HLR Infiniband Reconfiguration – done

2022-11-07 9:00am

2022/11/07

Routing in the Lichtenberg's Infiniband fabric will be switched to “Adaptive Routing” – short ceasing in starting jobs.

2022-11-07 Update:

Since 9:15, the Infiniband fabric runs with Adaptive Routing, and the queues have been reactivated.

-------------------------------------------------------

Like other networks, Infiniband has also different ways of routing network packets from source to target.

To date, the Lichtenberg uses an older, less efficient routing incapable of using all possible pathes (routes) concurrently from source to target.

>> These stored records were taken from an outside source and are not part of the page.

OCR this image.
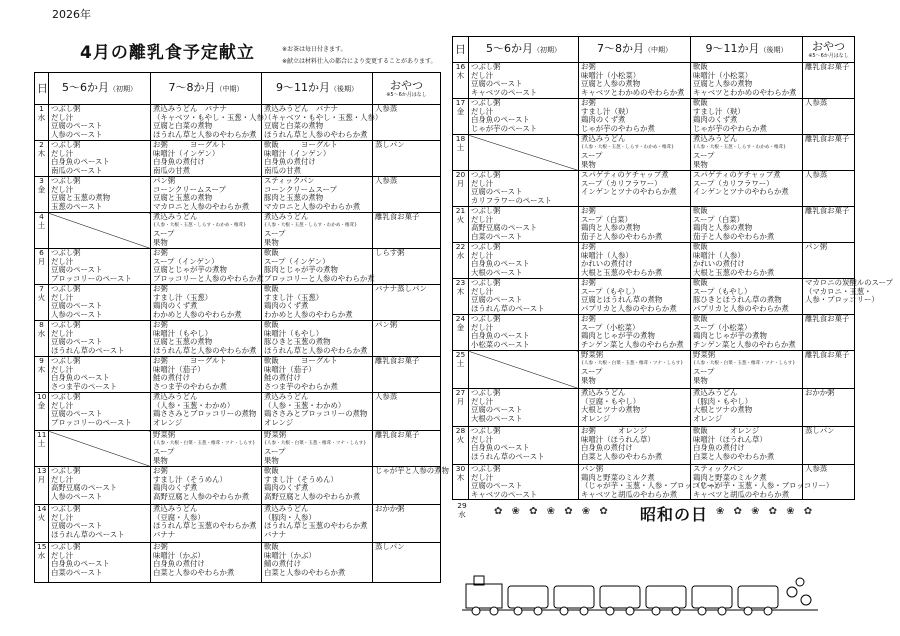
2026年
4月の離乳食予定献立	※お茶は毎日付きます。
※献立は材料仕入の都合により変更することがあります。
日	5～6か月（初期）	7～8か月（中期）	9～11か月（後期）	おやつ
※5～6か月はなし

1
水	つぶし粥
だし汁
豆腐のペースト
人参のペースト	煮込みうどん　バナナ
（キャベツ・もやし・玉葱・人参）
豆腐と白菜の煮物
ほうれん草と人参のやわらか煮	煮込みうどん　バナナ
（キャベツ・もやし・玉葱・人参）
豆腐と白菜の煮物
ほうれん草と人参のやわらか煮	人参蒸

2
木	つぶし粥
だし汁
白身魚のペースト
南瓜のペースト	お粥　　　ヨーグルト
味噌汁（インゲン）
白身魚の煮付け
南瓜の甘煮	軟飯　　　ヨーグルト
味噌汁（インゲン）
白身魚の煮付け
南瓜の甘煮	蒸しパン

3
金	つぶし粥
だし汁
豆腐と玉葱の煮物
玉葱のペースト	パン粥
コーンクリームスープ
豆腐と玉葱の煮物
マカロニと人参のやわらか煮	スティックパン
コーンクリームスープ
豚肉と玉葱の煮物
マカロニと人参のやわらか煮	人参蒸

4
土		煮込みうどん
{人参・大根・玉葱・しらす・わかめ・椎茸}
スープ
果物	煮込みうどん
{人参・大根・玉葱・しらす・わかめ・椎茸}
スープ
果物	離乳食お菓子

6
月	つぶし粥
だし汁
豆腐のペースト
ブロッコリーのペースト	お粥
スープ（インゲン）
豆腐とじゃが芋の煮物
ブロッコリーと人参のやわらか煮	軟飯
スープ（インゲン）
豚肉とじゃが芋の煮物
ブロッコリーと人参のやわらか煮	しらす粥

7
火	つぶし粥
だし汁
豆腐のペースト
人参のペースト	お粥
すまし汁（玉葱）
鶏肉のくず煮
わかめと人参のやわらか煮	軟飯
すまし汁（玉葱）
鶏肉のくず煮
わかめと人参のやわらか煮	バナナ蒸しパン

8
水	つぶし粥
だし汁
豆腐のペースト
ほうれん草のペースト	お粥
味噌汁（もやし）
豆腐と玉葱の煮物
ほうれん草と人参のやわらか煮	軟飯
味噌汁（もやし）
豚ひきと玉葱の煮物
ほうれん草と人参のやわらか煮	パン粥

9
木	つぶし粥
だし汁
白身魚のペースト
さつま芋のペースト	お粥　　　ヨーグルト
味噌汁（茄子）
鮭の煮付け
さつま芋のやわらか煮	軟飯　　　ヨーグルト
味噌汁（茄子）
鮭の煮付け
さつま芋のやわらか煮	離乳食お菓子

10
金	つぶし粥
だし汁
豆腐のペースト
ブロッコリーのペースト	煮込みうどん
（人参・玉葱・わかめ）
鶏ささみとブロッコリーの煮物
オレンジ	煮込みうどん
（人参・玉葱・わかめ）
鶏ささみとブロッコリーの煮物
オレンジ	人参蒸

11
土		野菜粥
{人参・大根・白菜・玉葱・椎茸・ツナ・しらす}
スープ
果物	野菜粥
{人参・大根・白菜・玉葱・椎茸・ツナ・しらす}
スープ
果物	離乳食お菓子

13
月	つぶし粥
だし汁
高野豆腐のペースト
人参のペースト	お粥
すまし汁（そうめん）
鶏肉のくず煮
高野豆腐と人参のやわらか煮	軟飯
すまし汁（そうめん）
鶏肉のくず煮
高野豆腐と人参のやわらか煮	じゃが芋と人参の煮物

14
火	つぶし粥
だし汁
豆腐のペースト
ほうれん草のペースト	煮込みうどん
（豆腐・人参）
ほうれん草と玉葱のやわらか煮
バナナ	煮込みうどん
（豚肉・人参）
ほうれん草と玉葱のやわらか煮
バナナ	おかか粥

15
水	つぶし粥
だし汁
白身魚のペースト
白菜のペースト	お粥
味噌汁（かぶ）
白身魚の煮付け
白菜と人参のやわらか煮	軟飯
味噌汁（かぶ）
鯖の煮付け
白菜と人参のやわらか煮	蒸しパン
日	5～6か月（初期）	7～8か月（中期）	9～11か月（後期）	おやつ
※5～6か月はなし

16
木	つぶし粥
だし汁
豆腐のペースト
キャベツのペースト	お粥
味噌汁（小松菜）
豆腐と人参の煮物
キャベツとわかめのやわらか煮	軟飯
味噌汁（小松菜）
豆腐と人参の煮物
キャベツとわかめのやわらか煮	離乳食お菓子

17
金	つぶし粥
だし汁
白身魚のペースト
じゃが芋のペースト	お粥
すまし汁（麸）
鶏肉のくず煮
じゃが芋のやわらか煮	軟飯
すまし汁（麸）
鶏肉のくず煮
じゃが芋のやわらか煮	人参蒸

18
土		煮込みうどん
{人参・大根・玉葱・しらす・わかめ・椎茸}
スープ
果物	煮込みうどん
{人参・大根・玉葱・しらす・わかめ・椎茸}
スープ
果物	離乳食お菓子

20
月	つぶし粥
だし汁
豆腐のペースト
カリフラワーのペースト	スパゲティのケチャップ煮
スープ（カリフラワー）
インゲンとツナのやわらか煮	スパゲティのケチャップ煮
スープ（カリフラワー）
インゲンとツナのやわらか煮	人参蒸

21
火	つぶし粥
だし汁
高野豆腐のペースト
白菜のペースト	お粥
スープ（白菜）
鶏肉と人参の煮物
茄子と人参のやわらか煮	軟飯
スープ（白菜）
鶏肉と人参の煮物
茄子と人参のやわらか煮	離乳食お菓子

22
水	つぶし粥
だし汁
白身魚のペースト
大根のペースト	お粥
味噌汁（人参）
かれいの煮付け
大根と玉葱のやわらか煮	軟飯
味噌汁（人参）
かれいの煮付け
大根と玉葱のやわらか煮	パン粥

23
木	つぶし粥
だし汁
豆腐のペースト
ほうれん草のペースト	お粥
スープ（もやし）
豆腐とほうれん草の煮物
パプリカと人参のやわらか煮	軟飯
スープ（もやし）
豚ひきとほうれん草の煮物
パプリカと人参のやわらか煮	マカロニの炭酸ルのスープ
（マカロニ・玉葱・
人参・ブロッコリー）

24
金	つぶし粥
だし汁
白身魚のペースト
小松菜のペースト	お粥
スープ（小松菜）
鶏肉とじゃが芋の煮物
チンゲン菜と人参のやわらか煮	軟飯
スープ（小松菜）
鶏肉とじゃが芋の煮物
チンゲン菜と人参のやわらか煮	離乳食お菓子

25
土		野菜粥
{人参・大根・白菜・玉葱・椎茸・ツナ・しらす}
スープ
果物	野菜粥
{人参・大根・白菜・玉葱・椎茸・ツナ・しらす}
スープ
果物	離乳食お菓子

27
月	つぶし粥
だし汁
豆腐のペースト
大根のペースト	煮込みうどん
（豆腐・もやし）
大根とツナの煮物
オレンジ	煮込みうどん
（豚肉・もやし）
大根とツナの煮物
オレンジ	おかか粥

28
火	つぶし粥
だし汁
白身魚のペースト
ほうれん草のペースト	お粥　　　オレンジ
味噌汁（ほうれん草）
白身魚の煮付け
白菜と人参のやわらか煮	軟飯　　　オレンジ
味噌汁（ほうれん草）
白身魚の煮付け
白菜と人参のやわらか煮	蒸しパン

30
木	つぶし粥
だし汁
豆腐のペースト
キャベツのペースト	パン粥
鶏肉と野菜のミルク煮
（じゃが芋・玉葱・人参・ブロッコリー）
キャベツと胡瓜のやわらか煮	スティックパン
鶏肉と野菜のミルク煮
（じゃが芋・玉葱・人参・ブロッコリー）
キャベツと胡瓜のやわらか煮	人参蒸
29
水	✿ ❀ ✿ ❀ ✿ ❀ ✿ 昭和の日 ❀ ✿ ❀ ✿ ❀ ✿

While this older routing ensures in-order arrival of packets (those sent earlier are guaranteed to arrive before packets sent later), the new “adaptive routing” does not by design.

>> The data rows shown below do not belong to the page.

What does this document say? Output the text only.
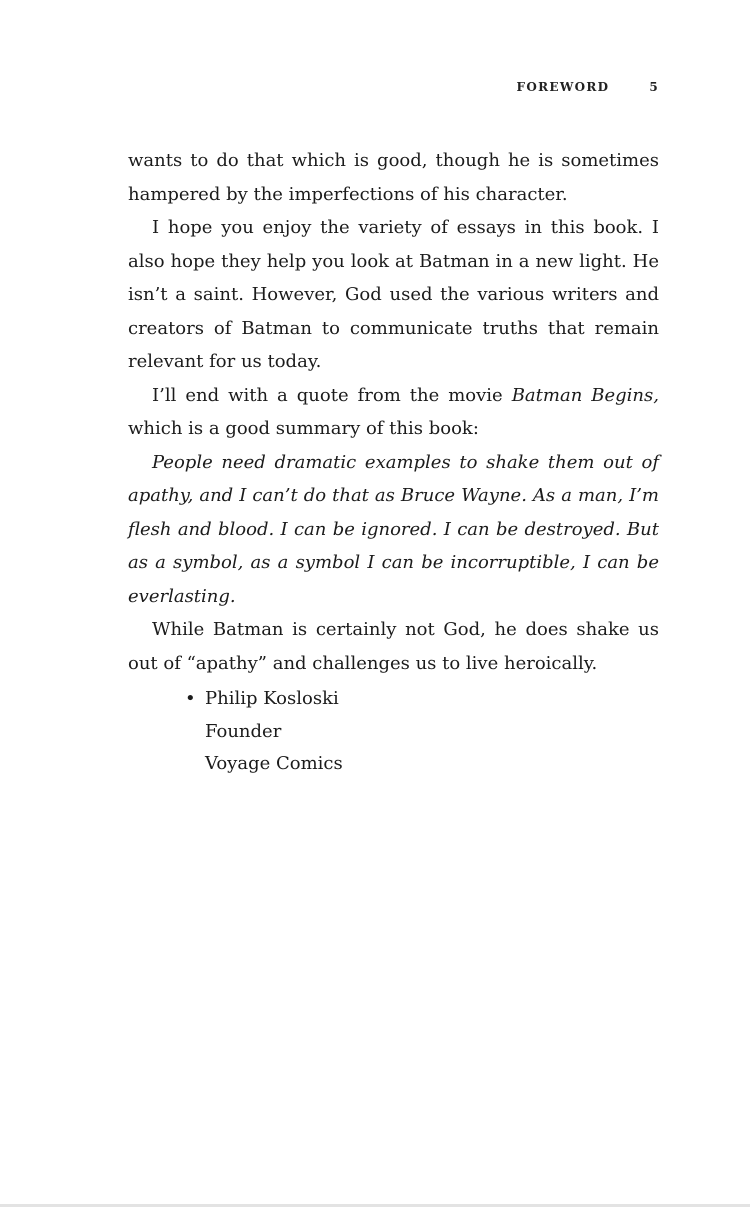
FOREWORD	5

wants to do that which is good, though he is sometimes hampered by the imperfections of his character.

I hope you enjoy the variety of essays in this book. I also hope they help you look at Batman in a new light. He isn’t a saint. However, God used the various writers and creators of Batman to communicate truths that remain relevant for us today.

I’ll end with a quote from the movie Batman Begins, which is a good summary of this book:

People need dramatic examples to shake them out of apathy, and I can’t do that as Bruce Wayne. As a man, I’m flesh and blood. I can be ignored. I can be destroyed. But as a symbol, as a symbol I can be incorruptible, I can be everlasting.

While Batman is certainly not God, he does shake us out of “apathy” and challenges us to live heroically.

• Philip Kosloski
Founder
Voyage Comics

Older Open and Intel MPI could not cope with this out-of-order arrival of MPI packets.

Meanwhile, even the last commercial application Ansys (formerly requiring the in-order arrival) has got an update.

Thus, at 2022-11-07 9am we will reconfigure the Lichtenberg IB interconnect to use Adaptive Routing, providing way more efficient use of all pathes/routes in the fabric.

Jobs at this time

In order to not wreak havoc to running jobs, we have configured a “job only” downtime. Shortly before until shortly after the switch, the scheduler will have completed all running jobs and will cease to start pending jobs.

For that, you don't have to do anything with respect to your jobs, whether running or pending.

The cluster and login nodes remain accessible.